Getting closer to a tipping point is not my idea of a sustainable civilization. Lucky for us, recent discoveries have found that mushrooms are well suited for this challenge to help us, but we must be able to understand how they help us to apply them in a way that makes them succeed. These solutions range in difficulty from a small puddle of herbicides spilled at home to an EPA superfund site, yet the basic principles are no different and can be learned and applied by anyone immediately.
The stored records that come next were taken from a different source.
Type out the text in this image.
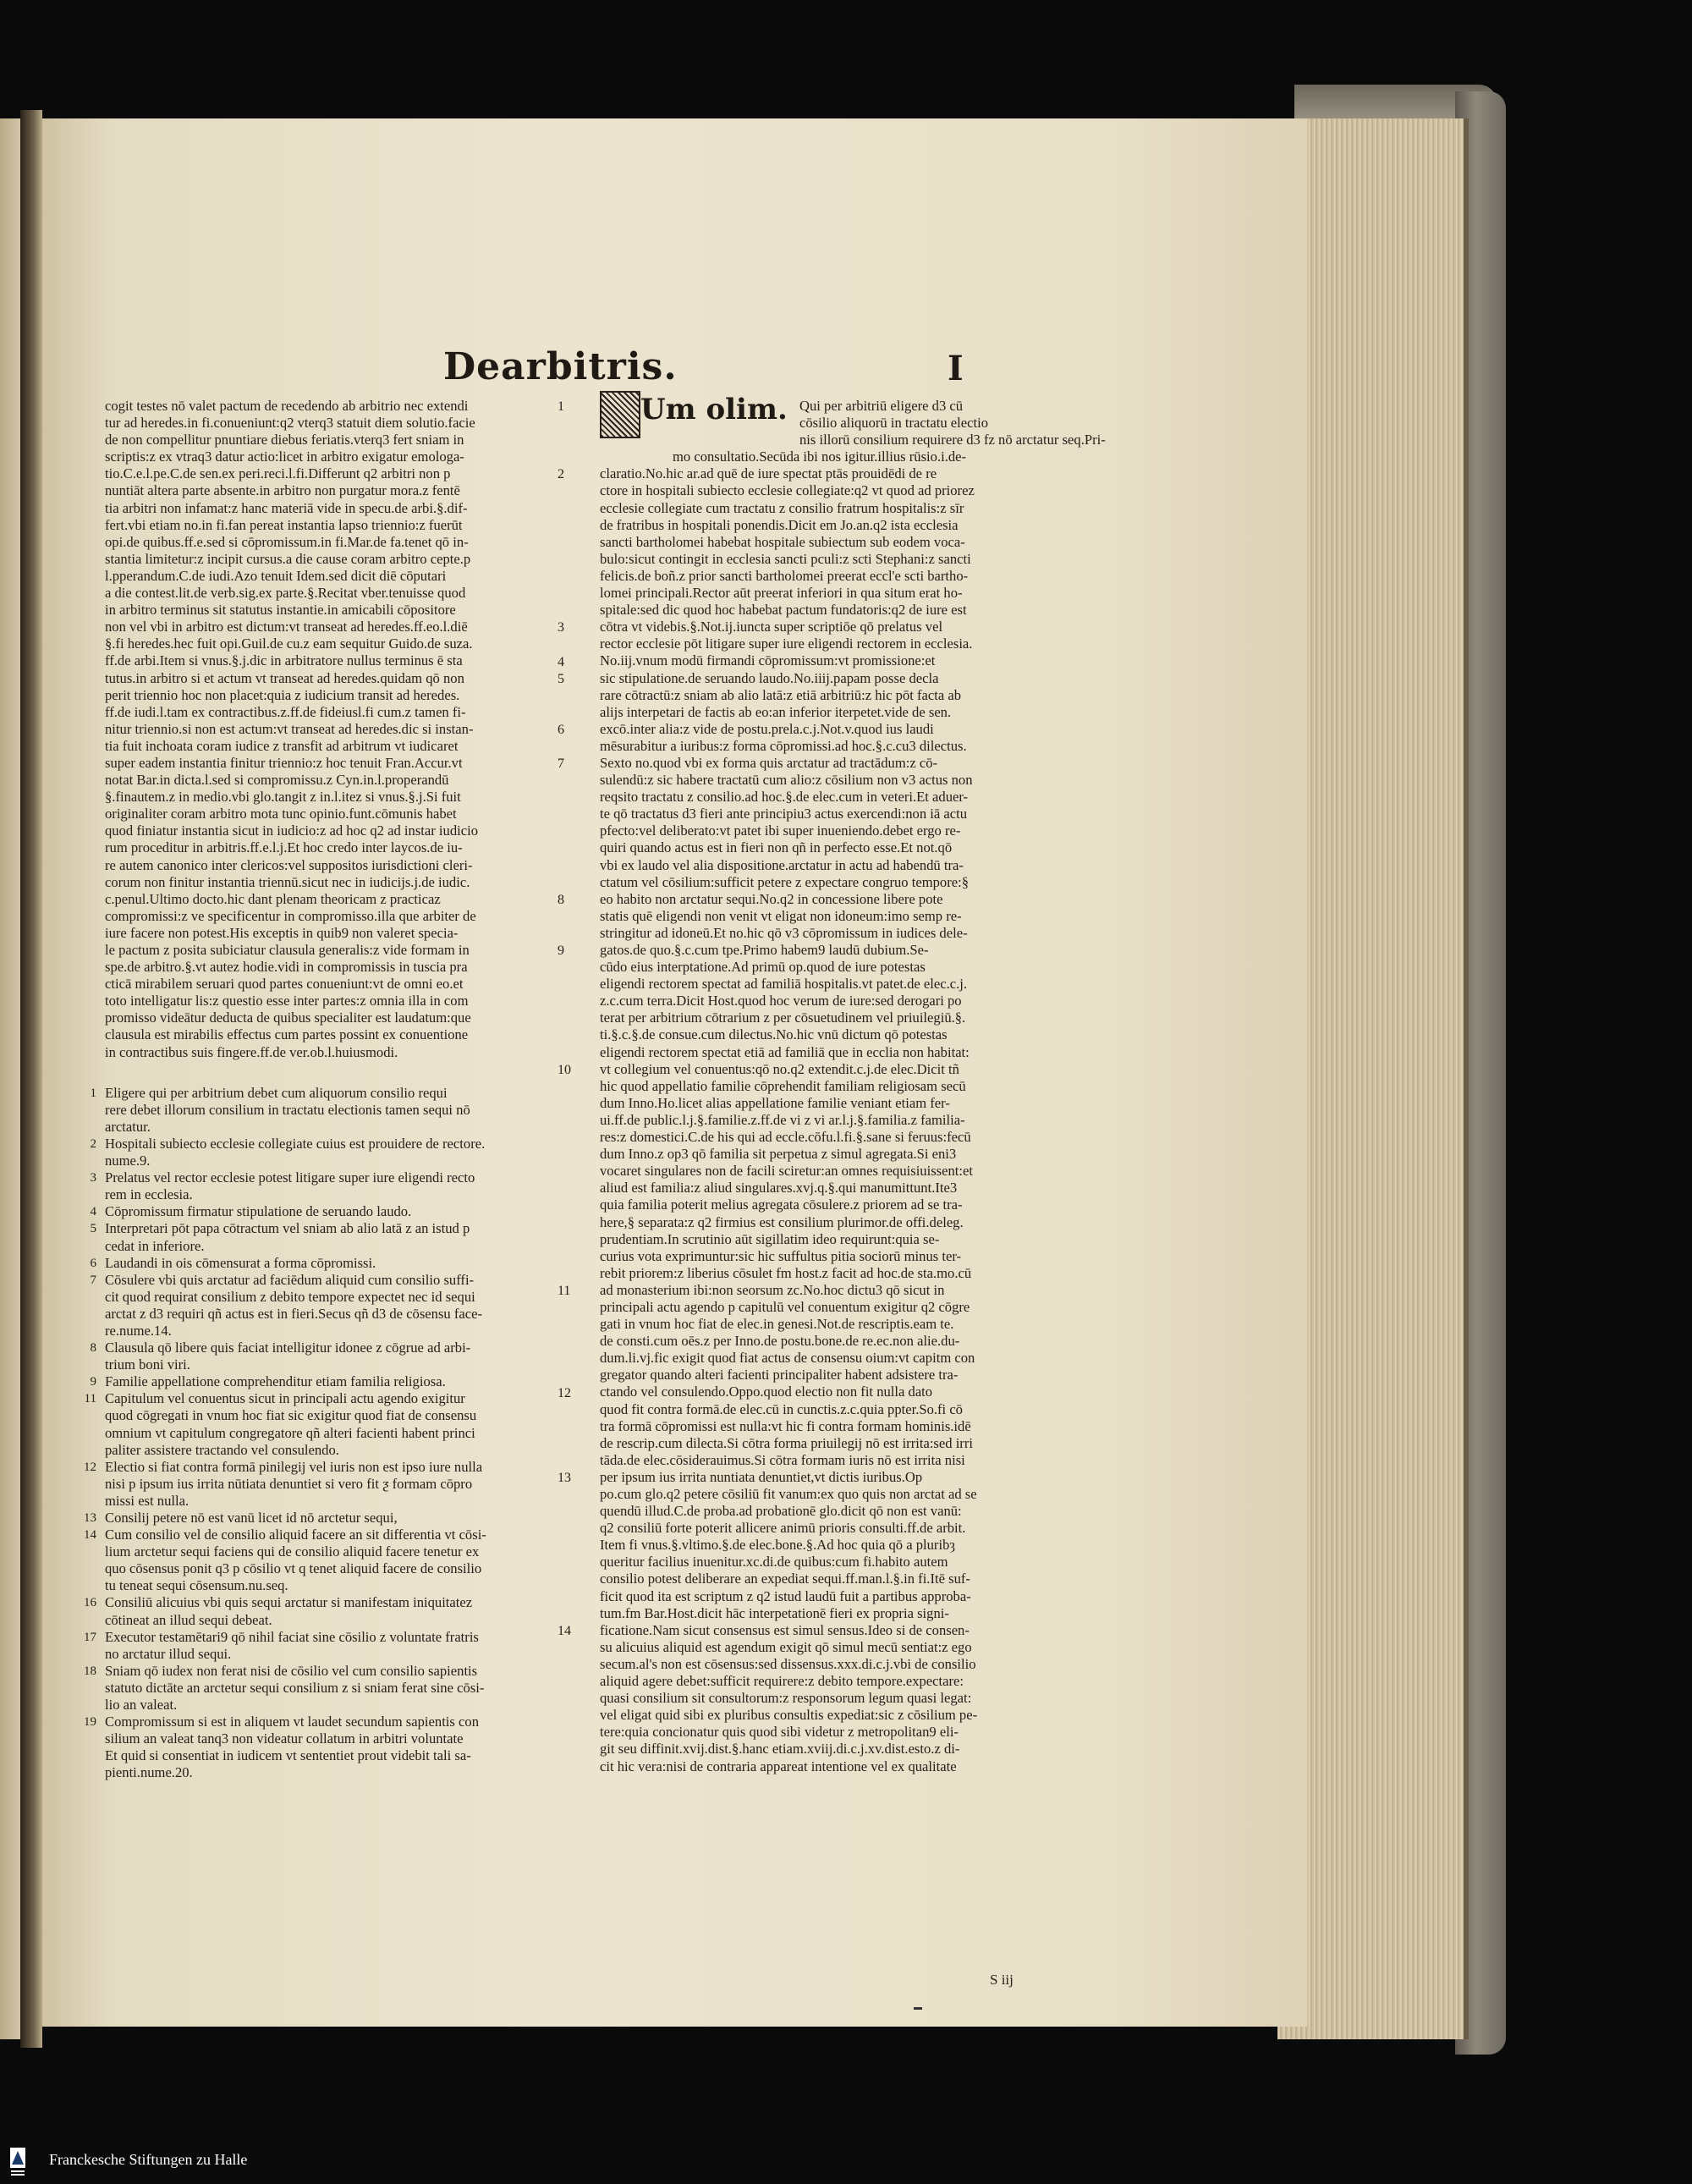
Dearbitris.	I

cogit testes nō valet pactum de recedendo ab arbitrio nec extendi

tur ad heredes.in fi.conueniunt:q2 vterq3 statuit diem solutio.facie

de non compellitur pnuntiare diebus feriatis.vterq3 fert sniam in

scriptis:z ex vtraq3 datur actio:licet in arbitro exigatur emologa-

tio.C.e.l.pe.C.de sen.ex peri.reci.l.fi.Differunt q2 arbitri non p

nuntiāt altera parte absente.in arbitro non purgatur mora.z fentē

tia arbitri non infamat:z hanc materiā vide in specu.de arbi.§.dif-

fert.vbi etiam no.in fi.fan pereat instantia lapso triennio:z fuerūt

opi.de quibus.ff.e.sed si cōpromissum.in fi.Mar.de fa.tenet qō in-

stantia limitetur:z incipit cursus.a die cause coram arbitro cepte.p

l.pperandum.C.de iudi.Azo tenuit Idem.sed dicit diē cōputari

a die contest.lit.de verb.sig.ex parte.§.Recitat vber.tenuisse quod

in arbitro terminus sit statutus instantie.in amicabili cōpositore

non vel vbi in arbitro est dictum:vt transeat ad heredes.ff.eo.l.diē

§.fi heredes.hec fuit opi.Guil.de cu.z eam sequitur Guido.de suza.

ff.de arbi.Item si vnus.§.j.dic in arbitratore nullus terminus ē sta

tutus.in arbitro si et actum vt transeat ad heredes.quidam qō non

perit triennio hoc non placet:quia z iudicium transit ad heredes.

ff.de iudi.l.tam ex contractibus.z.ff.de fideiusl.fi cum.z tamen fi-

nitur triennio.si non est actum:vt transeat ad heredes.dic si instan-

tia fuit inchoata coram iudice z transfit ad arbitrum vt iudicaret

super eadem instantia finitur triennio:z hoc tenuit Fran.Accur.vt

notat Bar.in dicta.l.sed si compromissu.z Cyn.in.l.properandū

§.finautem.z in medio.vbi glo.tangit z in.l.itez si vnus.§.j.Si fuit

originaliter coram arbitro mota tunc opinio.funt.cōmunis habet

quod finiatur instantia sicut in iudicio:z ad hoc q2 ad instar iudicio

rum proceditur in arbitris.ff.e.l.j.Et hoc credo inter laycos.de iu-

re autem canonico inter clericos:vel suppositos iurisdictioni cleri-

corum non finitur instantia triennū.sicut nec in iudicijs.j.de iudic.

c.penul.Ultimo docto.hic dant plenam theoricam z practicaz

compromissi:z ve specificentur in compromisso.illa que arbiter de

iure facere non potest.His exceptis in quib9 non valeret specia-

le pactum z posita subiciatur clausula generalis:z vide formam in

spe.de arbitro.§.vt autez hodie.vidi in compromissis in tuscia pra

cticā mirabilem seruari quod partes conueniunt:vt de omni eo.et

toto intelligatur lis:z questio esse inter partes:z omnia illa in com

promisso videātur deducta de quibus specialiter est laudatum:que

clausula est mirabilis effectus cum partes possint ex conuentione

in contractibus suis fingere.ff.de ver.ob.l.huiusmodi.

1 Eligere qui per arbitrium debet cum aliquorum consilio requi

rere debet illorum consilium in tractatu electionis tamen sequi nō

arctatur.

2 Hospitali subiecto ecclesie collegiate cuius est prouidere de rectore.

nume.9.

3 Prelatus vel rector ecclesie potest litigare super iure eligendi recto

rem in ecclesia.

4 Cōpromissum firmatur stipulatione de seruando laudo.

5 Interpretari pōt papa cōtractum vel sniam ab alio latā z an istud p

cedat in inferiore.

6 Laudandi in ois cōmensurat a forma cōpromissi.

7 Cōsulere vbi quis arctatur ad faciēdum aliquid cum consilio suffi-

cit quod requirat consilium z debito tempore expectet nec id sequi

arctat z d3 requiri qñ actus est in fieri.Secus qñ d3 de cōsensu face-

re.nume.14.

8 Clausula qō libere quis faciat intelligitur idonee z cōgrue ad arbi-

trium boni viri.

9 Familie appellatione comprehenditur etiam familia religiosa.

11 Capitulum vel conuentus sicut in principali actu agendo exigitur

quod cōgregati in vnum hoc fiat sic exigitur quod fiat de consensu

omnium vt capitulum congregatore qñ alteri facienti habent princi

paliter assistere tractando vel consulendo.

12 Electio si fiat contra formā pinilegij vel iuris non est ipso iure nulla

nisi p ipsum ius irrita nūtiata denuntiet si vero fit ƺ formam cōpro

missi est nulla.

13 Consilij petere nō est vanū licet id nō arctetur sequi,

14 Cum consilio vel de consilio aliquid facere an sit differentia vt cōsi-

lium arctetur sequi faciens qui de consilio aliquid facere tenetur ex

quo cōsensus ponit q3 p cōsilio vt q tenet aliquid facere de consilio

tu teneat sequi cōsensum.nu.seq.

16 Consiliū alicuius vbi quis sequi arctatur si manifestam iniquitatez

cōtineat an illud sequi debeat.

17 Executor testamētari9 qō nihil faciat sine cōsilio z voluntate fratris

no arctatur illud sequi.

18 Sniam qō iudex non ferat nisi de cōsilio vel cum consilio sapientis

statuto dictāte an arctetur sequi consilium z si sniam ferat sine cōsi-

lio an valeat.

19 Compromissum si est in aliquem vt laudet secundum sapientis con

silium an valeat tanq3 non videatur collatum in arbitri voluntate

Et quid si consentiat in iudicem vt sententiet prout videbit tali sa-

pienti.nume.20.

Um olim. Qui per arbitriū eligere d3 cū

cōsilio aliquorū in tractatu electio

nis illorū consilium requirere d3 fz nō arctatur seq.Pri-

mo consultatio.Secūda ibi nos igitur.illius rūsio.i.de-

claratio.No.hic ar.ad quē de iure spectat ptās prouidēdi de re

ctore in hospitali subiecto ecclesie collegiate:q2 vt quod ad priorez

ecclesie collegiate cum tractatu z consilio fratrum hospitalis:z sīr

de fratribus in hospitali ponendis.Dicit em Jo.an.q2 ista ecclesia

sancti bartholomei habebat hospitale subiectum sub eodem voca-

bulo:sicut contingit in ecclesia sancti pculi:z scti Stephani:z sancti

felicis.de boñ.z prior sancti bartholomei preerat eccl'e scti bartho-

lomei principali.Rector aūt preerat inferiori in qua situm erat ho-

spitale:sed dic quod hoc habebat pactum fundatoris:q2 de iure est

cōtra vt videbis.§.Not.ij.iuncta super scriptiōe qō prelatus vel

rector ecclesie pōt litigare super iure eligendi rectorem in ecclesia.

No.iij.vnum modū firmandi cōpromissum:vt promissione:et

sic stipulatione.de seruando laudo.No.iiij.papam posse decla

rare cōtractū:z sniam ab alio latā:z etiā arbitriū:z hic pōt facta ab

alijs interpetari de factis ab eo:an inferior iterpetet.vide de sen.

excō.inter alia:z vide de postu.prela.c.j.Not.v.quod ius laudi

mēsurabitur a iuribus:z forma cōpromissi.ad hoc.§.c.cu3 dilectus.

Sexto no.quod vbi ex forma quis arctatur ad tractādum:z cō-

sulendū:z sic habere tractatū cum alio:z cōsilium non v3 actus non

reqsito tractatu z consilio.ad hoc.§.de elec.cum in veteri.Et aduer-

te qō tractatus d3 fieri ante principiu3 actus exercendi:non iā actu

pfecto:vel deliberato:vt patet ibi super inueniendo.debet ergo re-

quiri quando actus est in fieri non qñ in perfecto esse.Et not.qō

vbi ex laudo vel alia dispositione.arctatur in actu ad habendū tra-

ctatum vel cōsilium:sufficit petere z expectare congruo tempore:§

eo habito non arctatur sequi.No.q2 in concessione libere pote

statis quē eligendi non venit vt eligat non idoneum:imo semp re-

stringitur ad idoneū.Et no.hic qō v3 cōpromissum in iudices dele-

gatos.de quo.§.c.cum tpe.Primo habem9 laudū dubium.Se-

cūdo eius interptatione.Ad primū op.quod de iure potestas

eligendi rectorem spectat ad familiā hospitalis.vt patet.de elec.c.j.

z.c.cum terra.Dicit Host.quod hoc verum de iure:sed derogari po

terat per arbitrium cōtrarium z per cōsuetudinem vel priuilegiū.§.

ti.§.c.§.de consue.cum dilectus.No.hic vnū dictum qō potestas

eligendi rectorem spectat etiā ad familiā que in ecclia non habitat:

vt collegium vel conuentus:qō no.q2 extendit.c.j.de elec.Dicit tñ

hic quod appellatio familie cōprehendit familiam religiosam secū

dum Inno.Ho.licet alias appellatione familie veniant etiam fer-

ui.ff.de public.l.j.§.familie.z.ff.de vi z vi ar.l.j.§.familia.z familia-

res:z domestici.C.de his qui ad eccle.cōfu.l.fi.§.sane si feruus:fecū

dum Inno.z op3 qō familia sit perpetua z simul agregata.Si eni3

vocaret singulares non de facili sciretur:an omnes requisiuissent:et

aliud est familia:z aliud singulares.xvj.q.§.qui manumittunt.Ite3

quia familia poterit melius agregata cōsulere.z priorem ad se tra-

here,§ separata:z q2 firmius est consilium plurimor.de offi.deleg.

prudentiam.In scrutinio aūt sigillatim ideo requirunt:quia se-

curius vota exprimuntur:sic hic suffultus pitia sociorū minus ter-

rebit priorem:z liberius cōsulet fm host.z facit ad hoc.de sta.mo.cū

ad monasterium ibi:non seorsum zc.No.hoc dictu3 qō sicut in

principali actu agendo p capitulū vel conuentum exigitur q2 cōgre

gati in vnum hoc fiat de elec.in genesi.Not.de rescriptis.eam te.

de consti.cum oēs.z per Inno.de postu.bone.de re.ec.non alie.du-

dum.li.vj.fic exigit quod fiat actus de consensu oium:vt capitm con

gregator quando alteri facienti principaliter habent adsistere tra-

ctando vel consulendo.Oppo.quod electio non fit nulla dato

quod fit contra formā.de elec.cū in cunctis.z.c.quia ppter.So.fi cō

tra formā cōpromissi est nulla:vt hic fi contra formam hominis.idē

de rescrip.cum dilecta.Si cōtra forma priuilegij nō est irrita:sed irri

tāda.de elec.cōsiderauimus.Si cōtra formam iuris nō est irrita nisi

per ipsum ius irrita nuntiata denuntiet,vt dictis iuribus.Op

po.cum glo.q2 petere cōsiliū fit vanum:ex quo quis non arctat ad se

quendū illud.C.de proba.ad probationē glo.dicit qō non est vanū:

q2 consiliū forte poterit allicere animū prioris consulti.ff.de arbit.

Item fi vnus.§.vltimo.§.de elec.bone.§.Ad hoc quia qō a pluribȝ

queritur facilius inuenitur.xc.di.de quibus:cum fi.habito autem

consilio potest deliberare an expediat sequi.ff.man.l.§.in fi.Itē suf-

ficit quod ita est scriptum z q2 istud laudū fuit a partibus approba-

tum.fm Bar.Host.dicit hāc interpetationē fieri ex propria signi-

ficatione.Nam sicut consensus est simul sensus.Ideo si de consen-

su alicuius aliquid est agendum exigit qō simul mecū sentiat:z ego

secum.al's non est cōsensus:sed dissensus.xxx.di.c.j.vbi de consilio

aliquid agere debet:sufficit requirere:z debito tempore.expectare:

quasi consilium sit consultorum:z responsorum legum quasi legat:

vel eligat quid sibi ex pluribus consultis expediat:sic z cōsilium pe-

tere:quia concionatur quis quod sibi videtur z metropolitan9 eli-

git seu diffinit.xvij.dist.§.hanc etiam.xviij.di.c.j.xv.dist.esto.z di-

cit hic vera:nisi de contraria appareat intentione vel ex qualitate

1
2
3
4
5
6
7
8
9
10
11
12
13
14
S iij
Franckesche Stiftungen zu Halle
The limiting factor in cleaning pollution with fungi, or mycoremediation, is the availability of the biomass, or volume of mycelium from a particular mushroom, that is typically created by cultivation. Farmers and small-scale growers now have the ability to expand mycelium and use it with the intention of using the waste to solve an environmental problem in their region. What is missing is the identification of these localized problems and connecting the administrations that oversee the pilot programs with groups that can collect data from specific sites and create small models that can then be scaled up to larger projects. Homeowners and farmers should not preclude themselves from becoming involved, as this participation collectively can generate a considerable amount of biomass needed for these larger projects. Creating a mycological task force in your area can create the momentum needed to fix many environmental projects sitting and waiting for someone to take action. The grant money is there, in most areas of the United States, to fund projects just like these. They just need leadership to educate the committees, file a plan of action, and to release the funds to fuel a small wave of mycelium in your area. This is why open source mushroom cultivation and experimentation is so important to the future of mankind on the planet. Every so often in history there is a paradigm shift from a normal theater of thinking, and if we can shift a population in a classroom, into a small town, into a city, and connect the areas in between, we will see how the power of the individual’s effort coalesces into a collaborative and unstoppable, positive force. Become an inspirational leader and take this information to the next level and show the world how amazing mushrooms are!